Raison pour laquelle, une troisième fin de non-recevoir a été opposée. A peine une semaine après, le 28 aout, la première attaque a eu lieu : deux voitures piégées ont explosé presque simultanément tuant 27 civils. Et depuis, ça se poursuit.
Et les Chrétiens, et les Chiites
Samedi dernier, la ville de Homs était sous la choc en raison de l’assassinat d’un vieil homme du quartier Wadi Sayeh. Fervent partisan du régime et de l’armée régulière, Elias Mansour de confession chrétienne a été abattu par un sniper du bataillon Al-Farouk de l’ASL.
Alors que le sang des 4 enfants tués dans le quartier Zayna (habité par des réfugiés irakiens chiites) le dimanche 28 octobre n’a pas encore séché.
Ils étaient en train de jouer dans la place des jeux dans le projet Hussayniyya, lorsqu’un obus s’est abattu sur eux.
Et des Sunnites aussi: des exécutions sommaires à Idleb
Les Sunnites syriens ne sont pas non plus épargnés. Il suffit d’être partisan du régime pour être banni et mériter la peine de mort.
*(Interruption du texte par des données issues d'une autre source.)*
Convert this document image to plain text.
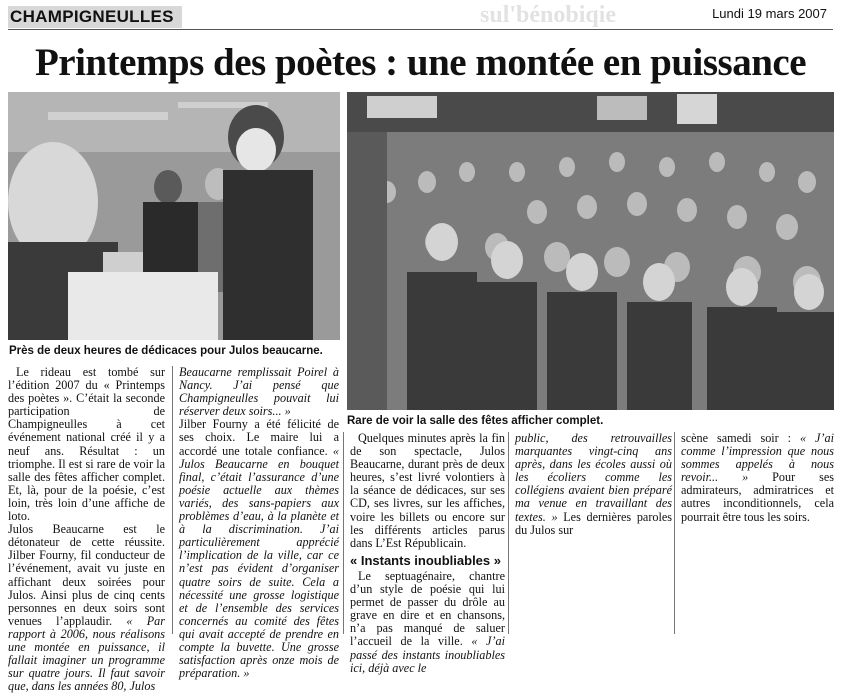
sul'bénobiqie
CHAMPIGNEULLES	Lundi 19 mars 2007
Printemps des poètes : une montée en puissance
Près de deux heures de dédicaces pour Julos beaucarne.
Rare de voir la salle des fêtes afficher complet.

Le rideau est tombé sur l’édition 2007 du « Printemps des poètes ». C’était la seconde participation de Champigneulles à cet événement national créé il y a neuf ans. Résultat : un triomphe. Il est si rare de voir la salle des fêtes afficher complet. Et, là, pour de la poésie, c’est loin, très loin d’une affiche de loto.

Julos Beaucarne est le détonateur de cette réussite. Jilber Fourny, fil conducteur de l’événement, avait vu juste en affichant deux soirées pour Julos. Ainsi plus de cinq cents personnes en deux soirs sont venues l’applaudir. « Par rapport à 2006, nous réalisons une montée en puissance, il fallait imaginer un programme sur quatre jours. Il faut savoir que, dans les années 80, Julos

Beaucarne remplissait Poirel à Nancy. J’ai pensé que Champigneulles pouvait lui réserver deux soirs... »

Jilber Fourny a été félicité de ses choix. Le maire lui a accordé une totale confiance. « Julos Beaucarne en bouquet final, c’était l’assurance d’une poésie actuelle aux thèmes variés, des sans-papiers aux problèmes d’eau, à la planète et à la discrimination. J’ai particulièrement apprécié l’implication de la ville, car ce n’est pas évident d’organiser quatre soirs de suite. Cela a nécessité une grosse logistique et de l’ensemble des services concernés au comité des fêtes qui avait accepté de prendre en compte la buvette. Une grosse satisfaction après onze mois de préparation. »

Quelques minutes après la fin de son spectacle, Julos Beaucarne, durant près de deux heures, s’est livré volontiers à la séance de dédicaces, sur ses CD, ses livres, sur les affiches, voire les billets ou encore sur les différents articles parus dans L’Est Républicain.

« Instants inoubliables »

Le septuagénaire, chantre d’un style de poésie qui lui permet de passer du drôle au grave en dire et en chansons, n’a pas manqué de saluer l’accueil de la ville. « J’ai passé des instants inoubliables ici, déjà avec le

public, des retrouvailles marquantes vingt-cinq ans après, dans les écoles aussi où les écoliers comme les collégiens avaient bien préparé ma venue en travaillant des textes. » Les dernières paroles du Julos sur

scène samedi soir : « J’ai comme l’impression que nous sommes appelés à nous revoir... » Pour ses admirateurs, admiratrices et autres inconditionnels, cela pourrait être tous les soirs.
Il en est du moins ainsi dans la localité Salkine dans la province d’Idleb. Selon Syrian Documents, la milice d’Al-Qaida Jabhat-Nusrat (le front Nosrat) y a instauré un tribunal, pour soi-disant juger les civils qui sont pro-régime. 7 civils syriens seraient passés à la barre. L’un d’entre eux a été exécuté dans la place de la localité, alors que les 6 autres ont été emmenés vers un lieu inconnu, après avoir été torturés et trainés dans les rues.
Lundi, selon le même site, l’ASL a exécuté 7 civils syriens dans la même localité et pour la même raison. Ce jour-là, cette milice avait tué 25 civils de la localité frontalière de Harem situé dans la province d’Idleb, dans un pilonnage violent. Tout laisse penser qu’ils sont tous sunnites !
Et la part des Palestiniens: 500 tués
Selon les dernières informations des combats dans ce gouvernorat, Syrian documents assure que l’armée régulière est en train d’avancer vers la ville de Maarat-Noomane, occupée par les miliciens et elle mène des combats acharnés avec les combattants de Jabhat-Nusrat et les milices de l’ASL.
Alors que dans la ville d’Alep, des accrochages violents ont eu lieu ce mardi dans le quartier Khan Al-Assal situé dans la cité historique.
Dans la province de Damas, Les repaires de miliciens dans la région Ghouta de l'Est ont fait l’objet de bombardements aériens.
Alors que les combats inter palestiniens dans le camp Yarmouk se sont calmés ce mardi. Ils avaient éclaté lundi, après ceux de Hajar al-Aswad entre les éléments du Front populaire pour la libération de la Palestine (FPLP) et des Palestiniens qui combattent dans les rangs de l’ASL. Selon Syrian Documents, 6 miliciens ont péri.
Dans ce contexte, le responsable du Hamas Ezzat Rachek a révélé que pas moins de 528 Palestiniens ont été tués durant les évènements syriens, rapporte le site en ligne de la télévision iranienne arabophone AlAlam.